Но эти «современные культурные идеи» — что же они дают в отношении религиозной свободы? Уж где же, кажется, больше свободы, как не в них. Г-н Введенский, однако, напоминает совсем иные факты. Современные культурные идеи, только развиваемые протестантством, уже одержали победу еще западнее, в Париже. И какого же рода свободу дают они? Свободу ни во что не верить вы, конечно, имеете полную, но далеко не то оказывается, когда вы вообразите, будто имеете свободу верить. «Какая, — говорит г-н Введенский, — здесь (во Франции. — Л. Т.) масса, особенно за последнее время, проскрипций, лишений жалованья, денежных штрафов, налагаемых на лиц духовных именно за исполнение долга, за наставления пасомых не говорить и не делать ничего противного вере их». Наши проповедники европейской свободы очень охотно кричат против «интриг католиков» и выставляют республиканское правительство якобы охранителем свободы, когда оно борется против своей Церкви. И, однако, за что же оно преследует священников и епископов? Католический священник не проповедует против республики, он только рекомендует своим прихожанам не избирать лиц, известных своей враждой против христианства, — явных атеистов, евреев, масонов. Неужели он не имеет права это делать? Не есть ли, напротив, это его прямая обязанность? Разве можно требовать от священников поддержки врага религии? И, однако, «по вольности тамошней республики» этого требуют, а за неисполнение требования карают. Карают за то, что епископ рекомендует своим прихожанам не содействовать типизации школы, изгнанию из нее Закона Божия, изгнанию креста и т.д.

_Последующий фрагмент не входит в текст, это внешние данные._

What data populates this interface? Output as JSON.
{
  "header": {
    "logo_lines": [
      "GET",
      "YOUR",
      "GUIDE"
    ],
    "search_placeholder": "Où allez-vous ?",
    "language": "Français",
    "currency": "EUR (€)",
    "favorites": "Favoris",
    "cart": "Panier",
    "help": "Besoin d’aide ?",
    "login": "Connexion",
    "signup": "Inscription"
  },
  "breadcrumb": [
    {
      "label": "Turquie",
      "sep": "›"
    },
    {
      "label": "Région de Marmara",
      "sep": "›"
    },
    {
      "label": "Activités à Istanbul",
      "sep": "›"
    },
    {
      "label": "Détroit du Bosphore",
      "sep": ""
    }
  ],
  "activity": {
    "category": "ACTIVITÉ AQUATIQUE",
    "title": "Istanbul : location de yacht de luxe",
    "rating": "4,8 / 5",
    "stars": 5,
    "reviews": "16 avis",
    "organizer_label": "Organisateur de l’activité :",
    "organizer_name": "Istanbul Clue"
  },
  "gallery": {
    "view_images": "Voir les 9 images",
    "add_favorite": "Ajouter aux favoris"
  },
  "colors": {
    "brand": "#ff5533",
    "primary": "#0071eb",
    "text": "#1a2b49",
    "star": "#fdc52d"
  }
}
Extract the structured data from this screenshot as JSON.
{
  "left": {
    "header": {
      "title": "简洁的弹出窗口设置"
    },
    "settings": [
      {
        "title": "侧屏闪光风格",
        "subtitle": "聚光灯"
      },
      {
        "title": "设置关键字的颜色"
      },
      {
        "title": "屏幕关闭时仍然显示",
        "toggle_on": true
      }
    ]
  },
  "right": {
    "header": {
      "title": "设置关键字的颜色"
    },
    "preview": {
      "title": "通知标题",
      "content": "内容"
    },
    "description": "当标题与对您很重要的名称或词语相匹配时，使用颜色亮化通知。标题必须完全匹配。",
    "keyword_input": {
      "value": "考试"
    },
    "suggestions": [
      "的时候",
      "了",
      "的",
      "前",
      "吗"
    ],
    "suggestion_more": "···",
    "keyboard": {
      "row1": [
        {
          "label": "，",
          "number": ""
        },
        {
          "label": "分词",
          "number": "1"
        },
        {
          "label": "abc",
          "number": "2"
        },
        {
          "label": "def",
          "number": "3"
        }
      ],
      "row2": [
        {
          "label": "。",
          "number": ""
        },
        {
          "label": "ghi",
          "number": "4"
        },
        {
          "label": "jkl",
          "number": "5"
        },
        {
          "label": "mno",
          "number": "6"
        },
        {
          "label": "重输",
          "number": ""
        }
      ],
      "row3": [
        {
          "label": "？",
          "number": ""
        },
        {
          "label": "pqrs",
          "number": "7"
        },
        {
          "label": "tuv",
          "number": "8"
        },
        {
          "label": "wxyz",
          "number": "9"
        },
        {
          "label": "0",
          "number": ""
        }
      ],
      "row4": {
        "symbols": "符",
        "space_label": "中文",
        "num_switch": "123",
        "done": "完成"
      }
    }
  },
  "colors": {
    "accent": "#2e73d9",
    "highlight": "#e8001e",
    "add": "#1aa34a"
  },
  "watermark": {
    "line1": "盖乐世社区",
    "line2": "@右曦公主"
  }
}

Это у них называется свободой. Г-н Введенский вспоминает характеристичные рассуждения прогрессивного республиканского органа на тему об уничтожении монастырей. В республике, размышляет «Eclair», все равны и все общее; все индивидуальные силы, а в том числе и силы производительные, должны быть обращены на служение целому. Следовательно, католическое безбрачие должно быть упразднено и все монастыри, мужские и женские, должны быть закрыты, так как монахи, монахини и патеры «уклоняются от исполнения первой и самой необходимой социальной обязанности — обязанности воспроизведения и численного увеличения населения»! Libertd, egalite, fratemite и предписание префектам о принятии надлежащих мер к выдаче замуж монахинь за монахов со взятием подписки о произведении для нужд государства узаконенного числа детей...

Г-н Введенский не знает и не хочет решать, разлагается Запад или нет. Он хорошо делает, что остается в пределах своего непосредственного наблюдения. Я, однако, в пределах моего наблюдения смею думать, что личность на Западе, несомненно, понизилась сравнительно с тем прошлым, которое мы знаем по истории и литературе. От этого и западноевропейская свобода начинает приобретать весьма странные черты. Дело в том, что речь о свободе есть или фраза, или недоразумение там, где перестают думать о личности. Полагаю, что западноевропейская личность, к сожалению, находится в гораздо большей опасности, нежели это успел подметить г-н Введенский. Однако и в его наблюдениях ясно невысокое ее состояние. Это проявляется, между прочим, в чрезвычайном упадке всех идеальных ее стремлений.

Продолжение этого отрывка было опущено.